A falta de professores não foi, segundo Davide Martins, o único problema enfrentado nas escolas, salientando que “a desburocratização só trouxe mais burocracia” ou o trabalho com alunos com necessidades especiais, que classifica como “uma teia burocrática que só dificulta a implementação das estratégias pedagógicas”. Existe ainda, afirma, uma crescente “desresponsabilização dos alunos pelo seu trabalho”. Uma situação que, defende, “contribui para a tão propalada ideia de facilitismo”. Há ainda lugar a balanço negativo no que se refere à indisciplina, que “continua a ser vista como um não assunto”. Problemas que afetam os professores, “ cansados a assistir de forma impotente e preocupada àquilo que acontece na escola”.
Reverter o panorama não será, entende Davide Martins, tarefa fácil, devendo passar, obrigatoriamente, pela valorização da carreira docente sob pena de “assistirmos a uma deterioração exponencial da escola pública ao ponto de se tornar irreversível”.

Filinto Lima antevê um último período difícil e com constrangimentos na realização das provas finais de 9.º ano (Português e Matemática) em formato digital”. “As atuais condições existentes não auguram um clima de tranquilidade merecido pelos nossos alunos, principalmente no momento solene (e de natural nervosismo) em causa”, admite.
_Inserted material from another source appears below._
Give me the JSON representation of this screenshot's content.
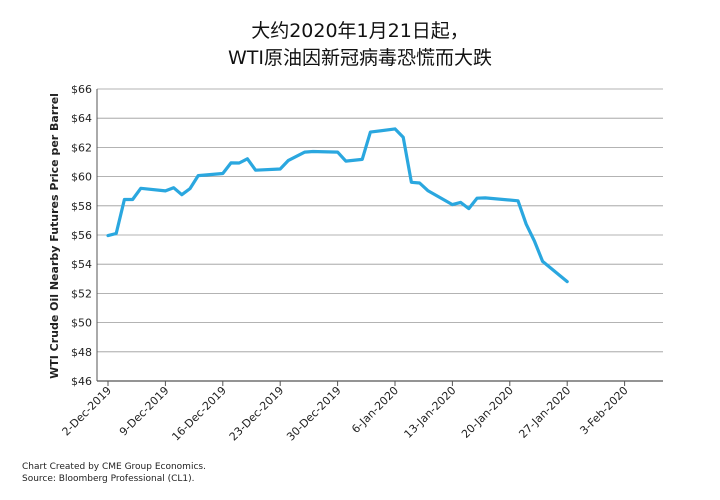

Contudo, garante que “as escolas tudo farão para que a efetivação destas provas seja o mais normal possível, contribuindo para a paz e tranquilidade inerentes à situação”. O presidente da ANDAEP está expectante para “perceber que medidas serão tomadas pela próxima equipa ministerial” e lança um pedido ao futuro ministro ou ministra da Educação. “As duas primeiras decisões, deverão obrigatoriamente ser as seguintes: validação (ou não) da realização das provas de aferição e provas finais de 9.º ano em formato digital e a devolução dos 6 anos 6 meses e 23 dias do tempo de serviço aos professores”, de forma a garantir tranquilidade nas escolas. “O país educativo está na expectativa de saber que medidas de política educativa serão incrementadas”, conclui.

Primeiros quatro meses de 2024 registam 1290 aposentações

O 2.º período do ano letivo 2023/24 começou com recorde de aposentações, com 434 profissionais a sair do sistema, em janeiro. Nos meses de fevereiro e março foram mais 614, totalizando 1048 docentes reformados em três meses. O 3.º período segue a mesma tendência com 242 aposentações, em abril. O número poderá ser ainda mais elevado, pois estes dados são apenas os de professores da Caixa Geral de Aposentações (CGA) e não contempla os docentes da Segurança Social. Mário Nogueira, secretário-geral da FENPROF estima que, se o ritmo de aposentações se mantiver ao longo de todo o ano, em 2024 podem aposentar-se mais de 4900 docentes, sendo o número mais elevado do milénio.